UPDATE: In what's sure to be a divisive move, La-Mulana creator Takumi Naramura has said that he wishes to make the sequel less confusing than the first game.
Speaking with IndieGames.com, Naramura explained that he intends to make the sequel still difficult, but doesn't want it to be as unclear as its predecessor. "The most common feedback Nigoro has gotten regarding La-Mulana is that the game is often unclear. Players have trouble figuring out where to go or what to do," noted IndieGames in its report. "For La-Mulana 2, the developers' goal is to provide players with guidance throughout the game."
The report went on to mention a brief gameplay demo where the player pulled a switch that activated something offscreen. In the former game, players would have to explore the world to try to figure out what they just changed, but in the sequel, the camera will pan over to the change. I can foresee the hate mail piling up right now.
It's not all going to be spelled out for you the way that say, Okami, was (my one gripe in an otherwise outstanding game). Naramura noted that he doesn't want to burden the player with walls of text or a companion character stopping the action to give hints. He also noted that the puzzles will gain complexity as the game progresses.
Elsewhere, Naramura confirmed that the game will be developed with a widescreen aspect ratio in mind, unlike the first La-Mulana, which was made before that was the standard.
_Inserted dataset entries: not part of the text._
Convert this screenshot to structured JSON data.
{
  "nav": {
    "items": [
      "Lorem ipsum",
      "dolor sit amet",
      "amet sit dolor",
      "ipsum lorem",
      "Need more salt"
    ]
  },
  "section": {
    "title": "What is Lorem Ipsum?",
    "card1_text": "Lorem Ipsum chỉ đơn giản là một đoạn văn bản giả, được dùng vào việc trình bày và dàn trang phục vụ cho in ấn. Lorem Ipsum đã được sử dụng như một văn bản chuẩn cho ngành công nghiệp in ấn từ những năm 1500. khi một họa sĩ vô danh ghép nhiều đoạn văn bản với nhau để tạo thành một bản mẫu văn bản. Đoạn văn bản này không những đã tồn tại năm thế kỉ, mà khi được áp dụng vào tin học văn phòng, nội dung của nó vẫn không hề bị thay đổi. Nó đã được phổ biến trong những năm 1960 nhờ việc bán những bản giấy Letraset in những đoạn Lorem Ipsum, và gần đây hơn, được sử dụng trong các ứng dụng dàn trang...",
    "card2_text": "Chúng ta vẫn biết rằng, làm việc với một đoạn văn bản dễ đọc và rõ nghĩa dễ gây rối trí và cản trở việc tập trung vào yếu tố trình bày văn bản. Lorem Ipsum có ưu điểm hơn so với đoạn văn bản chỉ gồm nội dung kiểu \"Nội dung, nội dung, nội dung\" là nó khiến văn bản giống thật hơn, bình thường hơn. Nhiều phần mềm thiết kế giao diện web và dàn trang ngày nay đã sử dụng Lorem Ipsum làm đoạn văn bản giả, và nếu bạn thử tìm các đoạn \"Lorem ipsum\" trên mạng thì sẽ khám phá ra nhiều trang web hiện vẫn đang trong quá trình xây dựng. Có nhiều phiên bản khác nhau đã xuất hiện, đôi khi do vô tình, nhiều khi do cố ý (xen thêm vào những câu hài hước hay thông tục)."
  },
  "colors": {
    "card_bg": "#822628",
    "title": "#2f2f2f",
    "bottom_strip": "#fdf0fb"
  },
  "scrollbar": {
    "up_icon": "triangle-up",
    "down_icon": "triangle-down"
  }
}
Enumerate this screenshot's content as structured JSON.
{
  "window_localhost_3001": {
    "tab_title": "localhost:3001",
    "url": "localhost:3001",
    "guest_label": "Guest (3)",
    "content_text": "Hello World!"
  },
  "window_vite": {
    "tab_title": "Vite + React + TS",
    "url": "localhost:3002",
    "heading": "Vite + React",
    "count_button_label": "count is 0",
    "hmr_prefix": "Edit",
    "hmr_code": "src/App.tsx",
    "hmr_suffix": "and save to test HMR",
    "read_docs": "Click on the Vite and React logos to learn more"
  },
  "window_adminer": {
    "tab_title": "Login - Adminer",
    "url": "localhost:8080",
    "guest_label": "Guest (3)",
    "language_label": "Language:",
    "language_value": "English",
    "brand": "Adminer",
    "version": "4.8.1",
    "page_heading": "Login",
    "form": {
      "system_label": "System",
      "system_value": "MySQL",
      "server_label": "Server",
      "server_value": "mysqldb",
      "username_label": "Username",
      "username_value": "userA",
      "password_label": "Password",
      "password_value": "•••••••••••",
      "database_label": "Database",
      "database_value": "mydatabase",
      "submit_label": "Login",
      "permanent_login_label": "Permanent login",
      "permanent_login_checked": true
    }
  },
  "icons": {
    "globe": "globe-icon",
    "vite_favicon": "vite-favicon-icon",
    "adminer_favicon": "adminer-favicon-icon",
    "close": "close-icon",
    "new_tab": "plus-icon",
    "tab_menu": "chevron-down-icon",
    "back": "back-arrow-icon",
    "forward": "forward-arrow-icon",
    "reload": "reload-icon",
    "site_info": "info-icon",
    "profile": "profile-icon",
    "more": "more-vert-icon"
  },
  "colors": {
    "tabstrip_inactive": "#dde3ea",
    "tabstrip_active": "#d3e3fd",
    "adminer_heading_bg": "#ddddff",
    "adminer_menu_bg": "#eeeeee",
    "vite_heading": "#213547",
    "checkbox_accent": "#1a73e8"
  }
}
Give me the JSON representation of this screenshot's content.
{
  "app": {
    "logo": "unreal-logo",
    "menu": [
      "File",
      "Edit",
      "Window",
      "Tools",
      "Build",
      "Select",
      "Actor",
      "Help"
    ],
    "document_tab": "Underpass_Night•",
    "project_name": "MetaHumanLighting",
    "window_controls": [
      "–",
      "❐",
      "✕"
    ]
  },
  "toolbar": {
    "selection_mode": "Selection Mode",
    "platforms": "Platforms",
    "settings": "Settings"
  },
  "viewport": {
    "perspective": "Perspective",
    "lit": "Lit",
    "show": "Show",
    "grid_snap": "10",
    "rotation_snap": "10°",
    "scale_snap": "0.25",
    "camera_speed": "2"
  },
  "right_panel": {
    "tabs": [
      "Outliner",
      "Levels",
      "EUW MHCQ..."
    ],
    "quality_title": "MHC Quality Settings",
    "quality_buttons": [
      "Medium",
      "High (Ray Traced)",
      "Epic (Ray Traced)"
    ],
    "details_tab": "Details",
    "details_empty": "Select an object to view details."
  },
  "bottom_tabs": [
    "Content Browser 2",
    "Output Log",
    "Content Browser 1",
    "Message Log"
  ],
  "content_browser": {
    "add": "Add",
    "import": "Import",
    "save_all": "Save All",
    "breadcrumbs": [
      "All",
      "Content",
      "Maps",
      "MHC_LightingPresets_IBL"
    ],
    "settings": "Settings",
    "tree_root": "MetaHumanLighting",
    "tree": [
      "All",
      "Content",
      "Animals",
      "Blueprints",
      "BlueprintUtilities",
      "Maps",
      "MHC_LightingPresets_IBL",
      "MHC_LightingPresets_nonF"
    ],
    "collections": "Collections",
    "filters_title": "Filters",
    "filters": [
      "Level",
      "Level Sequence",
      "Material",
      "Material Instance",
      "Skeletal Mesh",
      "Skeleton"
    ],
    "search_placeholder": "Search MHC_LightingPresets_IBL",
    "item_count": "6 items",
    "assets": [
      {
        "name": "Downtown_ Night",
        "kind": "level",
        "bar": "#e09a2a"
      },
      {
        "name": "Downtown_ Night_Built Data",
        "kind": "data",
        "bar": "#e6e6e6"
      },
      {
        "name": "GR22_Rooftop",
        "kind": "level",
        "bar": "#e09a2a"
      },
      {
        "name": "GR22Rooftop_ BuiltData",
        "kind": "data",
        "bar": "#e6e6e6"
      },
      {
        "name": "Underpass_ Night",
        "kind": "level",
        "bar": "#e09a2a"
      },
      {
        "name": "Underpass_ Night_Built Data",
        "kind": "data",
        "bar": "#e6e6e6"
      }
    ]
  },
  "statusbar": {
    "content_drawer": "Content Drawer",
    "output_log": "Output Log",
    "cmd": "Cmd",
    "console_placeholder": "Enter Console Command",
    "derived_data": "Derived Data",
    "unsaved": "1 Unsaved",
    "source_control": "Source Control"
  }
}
Original Story:Takumi Naramura's sadistic exploratory adventure La-Mulana is getting a sequel on PC next year.
Publisher Nigoro, noted on its blog that La-Mulana 2 has been in development since production began on the WiiWare version of the first game.
Additionally, a teaser site has been launched.
For the uninitiated, La-Mulana is a notoriously punishing action/adventure of the general "Metroidvania" variety. What made La-Mulana so fascinating was its absolutely insane difficulty. Part of this was skill-based, with its colossal bosses that left little room for error, but it was just as much a mental challenge with the lion's share of the game's content locked away behind a host of obscure riddles. Like Castlevania 2, it was typical to explore La-Mulana's caverns for hours without making any progress until you'd suddenly attempt some cockamamie solution to a puzzle and it would actually work. Naturally, it was an acquired taste, but patient players found plumbing its depths to be a refreshingly demanding experience. I really liked it, until I eventually hit a wall so hard I eventually gave up, vowing to return another day.
Like Cave Story, La-Mulana began its life as a freeware PC game in its native Japan before it was recently remade as a commercial product. The remake was released last summer on both PC and WiiWare with the former eventually making it onto Steam.
According to Joystiq, the La-Mulana sequel will star the daughter of the first game's protagonist, Lemeza Kosugi, and it will at least in part contain a Norse theme.